The University of North Carolina continues to be at the core, offering services and
opportunities for training and
research, allowing easy access for clinicians and families to the latest
developments. There is a comprehensive and
integrated service for families that facilitates access to assessment and
The approach requires that adaptations must occur in the three major areas of
the childs life: home, school and
community. Starting with a comprehensive assessment, the approach comprises
a number of interconnected elements,
which are based on structured teaching.
Structured teaching
Physical structure
This refers to the way in which the environment is organised. There are clear
visual boundaries segmenting the space
into recognisable parts. This helps the children understand what they are
expected to do in each area. In the area set
aside for work, distractions are kept to a minimum.
The schedule
This tells the child visually what activities will occur and in which order.

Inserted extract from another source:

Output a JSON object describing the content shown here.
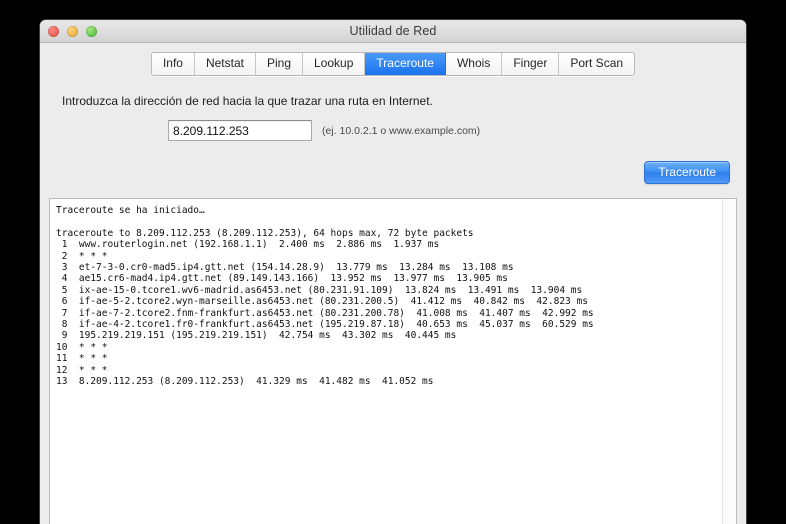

Using
objects, photos, pictures, numbers or
words (depending on the individuals developmental level) the child is helped to
understand a sequence of events.
Work system
Through these systems the child is taught:
What task/activity do I have to do?
How much do I have to do?
When will I have finished?
What will I have to do next?
Visual clarity
Tasks are presented visually so as to make the expectations clear and highlight
the important information.
Theoretical background
In the 1960s the prevailing approach to autism was psychotherapy. Children with
autism were considered to be
ineducable and were often removed from their parents. Schopler and Reichler
worked with many children with
autism and their families. The experience led them to believe that autism
stemmed from some form of brain abnormality,
rather than from refrigerator parenting.